Let’s look at the facts about gas taxes and driving:

  • While people in The Star article were quoted as cutting back on driving because of the gas tax hike, the actual increase due to the tax is 12 cents per gallon. That comes to an extra $1.20 for 10 gallons of gas, or $2.40 for 20 gallons, figures that pale in comparison to the cost of a cup of coffee or a quick breakfast. Based on the prices quoted in the article, the tax increase is less than 4 percent of the current price of a full gallon of gas.
  • Gas prices fluctuate for a wide variety of reasons that have nothing to do with the change in taxes. Hurricane Harvey’s impact on Texas is still boosting gasoline prices, and overall prices nationwide are up 37 cents a gallon over the same time last year. In addition, California’s annual switch between winter and summer blends of gasoline has had a greater impact on prices than has SB 1.

Now, let’s look at what SB 1 actually will do for drivers:

  • The tax increase is projected to provide more than $380 million over the next 10 years just for Ventura County, to improve and maintain the roads we drive on, the bridges we cross, the bike lanes we use and more. This includes basic maintenance like pothole filling, and also overlays on an entire road to improve the surface.
  • Between Nov. 1, when the gas tax increase took effect, and June 30, 2018, the Ventura County Public Works Agency will spend $3.2 million of SB 1 funds on road resurfacing and another $600,000 on pedestrian and bike lane improvements.
  • The agency is diligent about maintaining roads in unincorporated parts of the county and has received accolades for its work. But without SB 1 funds, the county road network would noticeably decline in a few years.

SB 1 included California’s first transportation tax increase in 23 years. Without well-maintained highways, bridges, bike lanes and other structures, individual costs will escalate through more frequent and more expensive car maintenance.

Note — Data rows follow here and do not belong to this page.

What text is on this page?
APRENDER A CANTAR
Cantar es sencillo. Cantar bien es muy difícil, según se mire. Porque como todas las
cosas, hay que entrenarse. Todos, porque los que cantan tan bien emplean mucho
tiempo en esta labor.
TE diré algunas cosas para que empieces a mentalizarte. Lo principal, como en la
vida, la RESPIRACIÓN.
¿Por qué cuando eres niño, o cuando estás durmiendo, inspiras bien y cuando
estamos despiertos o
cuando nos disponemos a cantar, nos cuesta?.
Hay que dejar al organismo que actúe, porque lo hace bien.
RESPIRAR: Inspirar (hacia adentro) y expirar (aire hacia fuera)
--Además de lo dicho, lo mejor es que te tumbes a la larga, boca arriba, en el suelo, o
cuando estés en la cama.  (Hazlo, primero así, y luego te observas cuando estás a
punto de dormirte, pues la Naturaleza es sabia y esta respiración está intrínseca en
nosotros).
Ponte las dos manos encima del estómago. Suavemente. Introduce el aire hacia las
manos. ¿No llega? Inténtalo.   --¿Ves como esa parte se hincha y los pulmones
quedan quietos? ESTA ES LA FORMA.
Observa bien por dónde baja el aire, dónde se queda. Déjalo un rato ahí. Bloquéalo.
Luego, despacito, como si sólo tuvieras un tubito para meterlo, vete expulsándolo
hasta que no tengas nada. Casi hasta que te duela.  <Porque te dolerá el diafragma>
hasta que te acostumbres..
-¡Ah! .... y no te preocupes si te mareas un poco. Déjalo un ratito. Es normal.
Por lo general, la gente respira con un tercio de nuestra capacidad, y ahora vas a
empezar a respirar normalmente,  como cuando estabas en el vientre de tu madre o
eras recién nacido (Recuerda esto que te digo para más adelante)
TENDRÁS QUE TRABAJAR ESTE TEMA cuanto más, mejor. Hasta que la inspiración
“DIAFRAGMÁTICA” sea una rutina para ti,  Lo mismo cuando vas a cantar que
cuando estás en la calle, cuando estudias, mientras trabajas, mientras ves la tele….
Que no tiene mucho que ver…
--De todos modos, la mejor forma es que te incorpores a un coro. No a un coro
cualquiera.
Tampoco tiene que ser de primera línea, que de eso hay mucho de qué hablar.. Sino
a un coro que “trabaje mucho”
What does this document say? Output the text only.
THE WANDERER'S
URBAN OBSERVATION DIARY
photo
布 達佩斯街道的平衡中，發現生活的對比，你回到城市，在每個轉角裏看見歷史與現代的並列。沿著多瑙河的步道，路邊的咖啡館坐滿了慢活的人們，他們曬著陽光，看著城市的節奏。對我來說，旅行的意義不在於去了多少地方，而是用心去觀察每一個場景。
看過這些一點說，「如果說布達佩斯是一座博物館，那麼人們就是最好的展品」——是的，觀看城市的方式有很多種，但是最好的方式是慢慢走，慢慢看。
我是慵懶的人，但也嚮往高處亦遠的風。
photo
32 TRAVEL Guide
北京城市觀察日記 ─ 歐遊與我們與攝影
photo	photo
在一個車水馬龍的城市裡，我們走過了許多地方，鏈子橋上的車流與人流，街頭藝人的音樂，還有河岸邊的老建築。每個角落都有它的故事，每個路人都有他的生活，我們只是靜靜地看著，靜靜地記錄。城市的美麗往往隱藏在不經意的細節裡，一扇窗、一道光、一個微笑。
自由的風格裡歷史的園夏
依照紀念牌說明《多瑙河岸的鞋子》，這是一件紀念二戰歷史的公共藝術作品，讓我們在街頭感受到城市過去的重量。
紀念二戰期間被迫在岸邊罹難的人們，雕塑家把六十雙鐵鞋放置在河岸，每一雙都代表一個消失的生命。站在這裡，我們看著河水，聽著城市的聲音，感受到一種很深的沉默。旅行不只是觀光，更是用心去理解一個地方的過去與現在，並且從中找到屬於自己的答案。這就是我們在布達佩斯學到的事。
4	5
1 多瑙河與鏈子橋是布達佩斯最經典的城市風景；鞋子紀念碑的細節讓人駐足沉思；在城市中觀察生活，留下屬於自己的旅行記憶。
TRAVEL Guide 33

In addition, across the county you might expect reduced safety in crossing waterways, more closures and detours, and extra time needed to get from one point to the other.

The word “tax” may be the most disliked word in the English language. But whether it’s visiting family and friends over the holidays, traveling to and from work, shopping, or just taking a pleasure trip, we need the funding to keep the network functioning.

David Fleisch is transportation director for the Ventura County Public Works Agency.